According to the latest data released by the Chinese Fire and Rescue Department of the Ministry of Emergency Management on April 3, 640 electric vehicles caught fire in the first quarter of this year, up 32% year-on-year.
This means that there are about seven electric vehicles caught on fire per day on average.
According to Car News China, when comparing the above-mentioned numbers to the past two years, there were only 86 electric vehicle fire accidents reported, or an average of one accident per week.
Once the news broke out, the public had a heated discussion about the new energy vehicles’ safety.
Compared with vehicles using fuel, fire incidents of new energy vehicles are more likely to cause public concern.

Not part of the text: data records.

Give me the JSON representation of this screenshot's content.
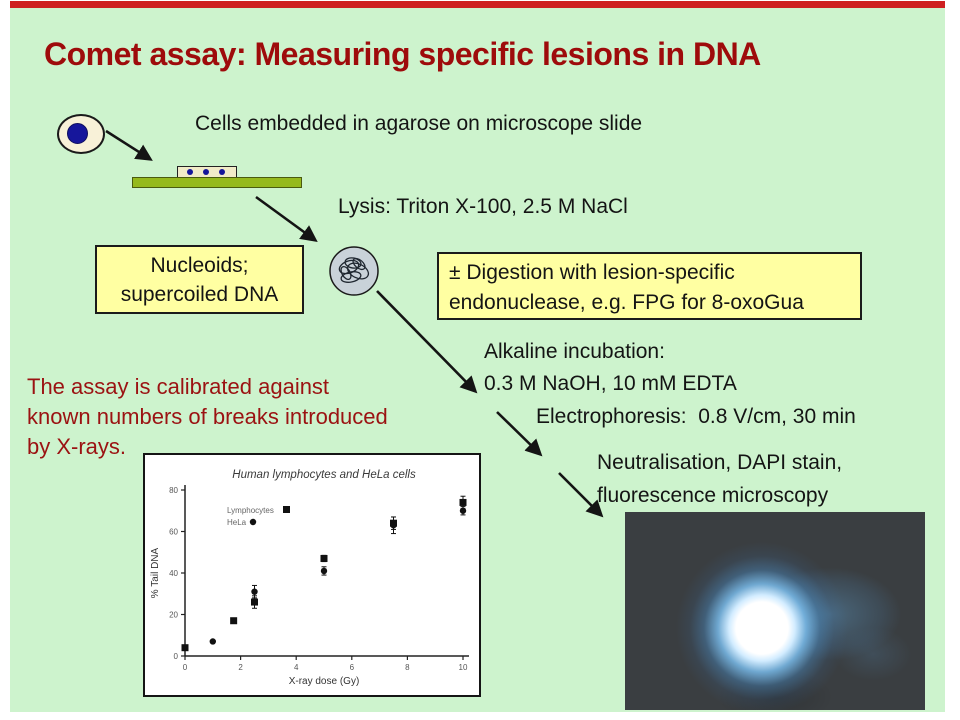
{
  "slide": {
    "title": "Comet assay: Measuring specific lesions in DNA",
    "steps": {
      "embed": "Cells embedded in agarose on microscope slide",
      "lysis": "Lysis: Triton X-100, 2.5 M NaCl",
      "alkaline_line1": "Alkaline incubation:",
      "alkaline_line2": "0.3 M NaOH, 10 mM EDTA",
      "electrophoresis": "Electrophoresis:  0.8 V/cm, 30 min",
      "neutralisation_line1": "Neutralisation, DAPI stain,",
      "neutralisation_line2": "fluorescence microscopy"
    },
    "boxes": {
      "nucleoids_line1": "Nucleoids;",
      "nucleoids_line2": "supercoiled DNA",
      "digestion_line1": "± Digestion with lesion-specific",
      "digestion_line2": "endonuclease, e.g. FPG for 8-oxoGua"
    },
    "calibration_note": {
      "line1": "The assay is calibrated against",
      "line2": "known numbers of breaks introduced",
      "line3": "by X-rays."
    },
    "colors": {
      "background": "#cdf3cd",
      "top_strip_red": "#ce2020",
      "title_red": "#9e0b0b",
      "box_yellow": "#ffffa2",
      "slide_bar_green": "#95b91d",
      "nucleus_blue": "#16169b"
    }
  },
  "chart_data": {
    "type": "scatter",
    "title": "Human lymphocytes and HeLa cells",
    "xlabel": "X-ray dose (Gy)",
    "ylabel": "% Tail DNA",
    "xlim": [
      0,
      10
    ],
    "ylim": [
      0,
      80
    ],
    "x_ticks": [
      0,
      2,
      4,
      6,
      8,
      10
    ],
    "y_ticks": [
      0,
      20,
      40,
      60,
      80
    ],
    "grid": false,
    "legend_position": "inside-upper-left",
    "series": [
      {
        "name": "Lymphocytes",
        "marker": "square",
        "x": [
          0,
          1.75,
          2.5,
          5,
          7.5,
          10
        ],
        "y": [
          4,
          17,
          26,
          47,
          64,
          74
        ],
        "yerr": [
          0,
          0,
          3,
          1.5,
          3,
          3
        ]
      },
      {
        "name": "HeLa",
        "marker": "circle",
        "x": [
          1,
          2.5,
          5,
          7.5,
          10
        ],
        "y": [
          7,
          31,
          41,
          63,
          70
        ],
        "yerr": [
          0,
          3,
          2,
          4,
          2
        ]
      }
    ]
  }
}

In the middle of the night on June 13, according to a video shot by netizens in the Ordos, in north China’s Inner Mongolia region, a Huawei cell phone store was blazing up. According to state-backed media Global Times, the AITO M5, the first HarmonyOS-powered electric vehicle placed in the store, was burned to only the frame. [Video]
The fire killed two people. Both died from asphyxiation from carbon monoxide poisoning. Global Times reported that before this incident, there wasn’t any abnormality in the store.

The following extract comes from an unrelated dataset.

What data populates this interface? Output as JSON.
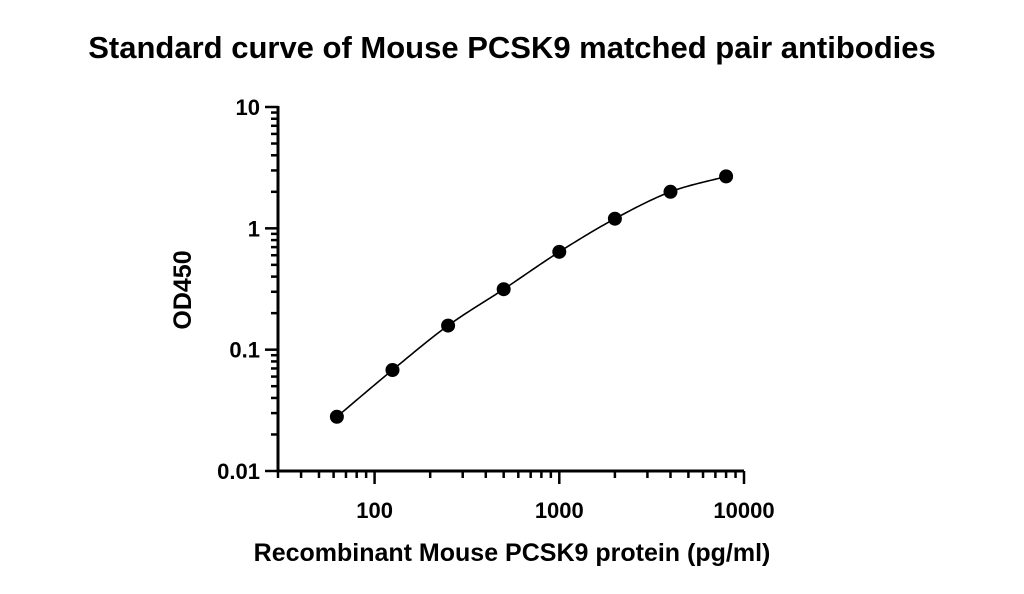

In addition, on June 11, two new energy vehicles in Heyuan City, Guangdong Province, suddenly exploded while charging, and one of the cars was burned into its chassis. In late June, another new energy vehicle in Hefei City, Anhui Province, also exploded during the charging process.
When firefighters arrived at the scene, loud explosions could be heard, and the electric car was burning. Thick black smoke was billowing up into the sky.

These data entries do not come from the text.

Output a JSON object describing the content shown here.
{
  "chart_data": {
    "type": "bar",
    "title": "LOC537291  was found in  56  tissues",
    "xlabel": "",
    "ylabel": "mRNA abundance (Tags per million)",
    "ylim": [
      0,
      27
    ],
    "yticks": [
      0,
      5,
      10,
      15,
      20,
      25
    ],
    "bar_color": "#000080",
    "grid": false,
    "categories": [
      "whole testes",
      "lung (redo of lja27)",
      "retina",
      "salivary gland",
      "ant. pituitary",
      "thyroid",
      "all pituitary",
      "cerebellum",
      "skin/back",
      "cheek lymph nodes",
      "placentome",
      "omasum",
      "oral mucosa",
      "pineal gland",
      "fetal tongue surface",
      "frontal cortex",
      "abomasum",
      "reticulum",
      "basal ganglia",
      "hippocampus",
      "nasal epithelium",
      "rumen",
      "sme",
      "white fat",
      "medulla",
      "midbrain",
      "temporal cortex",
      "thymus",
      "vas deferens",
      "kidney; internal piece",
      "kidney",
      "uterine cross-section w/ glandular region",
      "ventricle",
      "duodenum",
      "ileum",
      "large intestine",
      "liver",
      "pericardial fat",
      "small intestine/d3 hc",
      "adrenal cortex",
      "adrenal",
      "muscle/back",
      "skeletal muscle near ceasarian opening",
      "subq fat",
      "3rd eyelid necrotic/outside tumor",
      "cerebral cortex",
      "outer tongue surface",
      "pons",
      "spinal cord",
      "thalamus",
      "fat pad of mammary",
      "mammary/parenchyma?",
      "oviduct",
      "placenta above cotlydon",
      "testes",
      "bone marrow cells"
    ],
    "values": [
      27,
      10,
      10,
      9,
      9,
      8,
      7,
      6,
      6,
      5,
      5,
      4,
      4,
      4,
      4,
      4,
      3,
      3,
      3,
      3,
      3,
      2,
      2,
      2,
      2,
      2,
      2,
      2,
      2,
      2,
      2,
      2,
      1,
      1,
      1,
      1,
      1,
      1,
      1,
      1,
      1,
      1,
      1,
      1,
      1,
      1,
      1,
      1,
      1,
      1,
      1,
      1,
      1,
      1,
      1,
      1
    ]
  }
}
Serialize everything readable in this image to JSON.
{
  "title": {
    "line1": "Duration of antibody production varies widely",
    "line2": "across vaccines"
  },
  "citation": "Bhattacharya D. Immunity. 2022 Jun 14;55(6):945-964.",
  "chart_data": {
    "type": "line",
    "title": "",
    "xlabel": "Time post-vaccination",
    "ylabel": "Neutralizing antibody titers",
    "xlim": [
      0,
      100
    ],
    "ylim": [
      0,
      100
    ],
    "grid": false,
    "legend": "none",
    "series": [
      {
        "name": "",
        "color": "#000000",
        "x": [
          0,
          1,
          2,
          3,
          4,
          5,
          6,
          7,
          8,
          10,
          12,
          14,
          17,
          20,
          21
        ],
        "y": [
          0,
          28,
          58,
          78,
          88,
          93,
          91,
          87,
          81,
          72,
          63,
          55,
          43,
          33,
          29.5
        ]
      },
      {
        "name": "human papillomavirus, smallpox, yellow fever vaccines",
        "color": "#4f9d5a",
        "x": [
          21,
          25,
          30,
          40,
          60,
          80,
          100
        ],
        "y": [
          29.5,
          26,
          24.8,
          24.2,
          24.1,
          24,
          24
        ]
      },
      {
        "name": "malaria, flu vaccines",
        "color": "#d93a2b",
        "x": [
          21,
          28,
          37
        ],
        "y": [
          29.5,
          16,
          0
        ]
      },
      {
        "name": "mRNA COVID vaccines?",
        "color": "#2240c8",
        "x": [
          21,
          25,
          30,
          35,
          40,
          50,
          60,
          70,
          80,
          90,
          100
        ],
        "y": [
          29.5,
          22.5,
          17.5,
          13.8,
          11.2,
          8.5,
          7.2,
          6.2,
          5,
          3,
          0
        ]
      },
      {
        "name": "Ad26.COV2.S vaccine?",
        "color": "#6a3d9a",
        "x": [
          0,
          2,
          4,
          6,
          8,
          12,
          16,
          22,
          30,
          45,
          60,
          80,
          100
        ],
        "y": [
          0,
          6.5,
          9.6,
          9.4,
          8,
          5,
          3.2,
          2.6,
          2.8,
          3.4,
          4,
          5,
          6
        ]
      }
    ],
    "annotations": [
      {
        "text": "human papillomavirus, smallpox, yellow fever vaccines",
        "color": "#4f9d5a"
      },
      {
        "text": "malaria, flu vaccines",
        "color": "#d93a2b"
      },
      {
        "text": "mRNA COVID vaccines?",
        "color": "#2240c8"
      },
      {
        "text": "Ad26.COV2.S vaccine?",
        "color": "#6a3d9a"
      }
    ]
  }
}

State-run media Guangxi Nanguo Morning Post reported, on the evening of April 6, a charging electric vehicle suddenly caught fire at an electric vehicle charging station in Wuyi Road, Nanning City. After several explosions, black smoke poured from the car. The car was then burned beyond recognition. [Video]
Accordingly, the electric car on fire was an Ora brand owned by Hebei Great Wall Motors, and it was only more than two years old.
Lately, BYD, China’s largest new energy vehicle manufacturer, has also experienced many fire-related incidents involving new-energy vehicles.
At noon on June 12, a BYD new energy vehicle exploded near Yinxia Plaza, Xiangzhou District, Zhuhai City, Guangdong Province. [Video]
According to Tencent.com, the owner bought that car in June 2020.
The incident came after the owner charged the car for more than one hour in the morning. After that, he parked it downstairs until the smoke burst into flames.
On June 6, a BYD Tang new energy vehicle caught fire on the road in Guigang, Guangxi. On the same day, another BYD new energy vehicle also suddenly ignited at the exit of a tunnel in Nanhai District, Foshan, Guangdong. [Image 4&5][Video]
According to incomplete statistics, from the beginning of this year to June, there were 42 unexplained fire-related accidents involving BYD.
It is worth noting that in recent years, in addition to the promotion of new energy vehicles by the Chinese regime, major Chinese battery companies have also deployed globally to compete for lithium ore resources.
As Caixin Global reported in September 2017, Xin Guobin, deputy minister of the Ministry of Industry and Information Technology, said that China had begun research on formulating a timetable to stop the production and sales of traditional energy vehicles.
In March 2019, Hainan provincial officials announced that the sale of cars powered by fossil fuels would be banned in the province starting in 2030.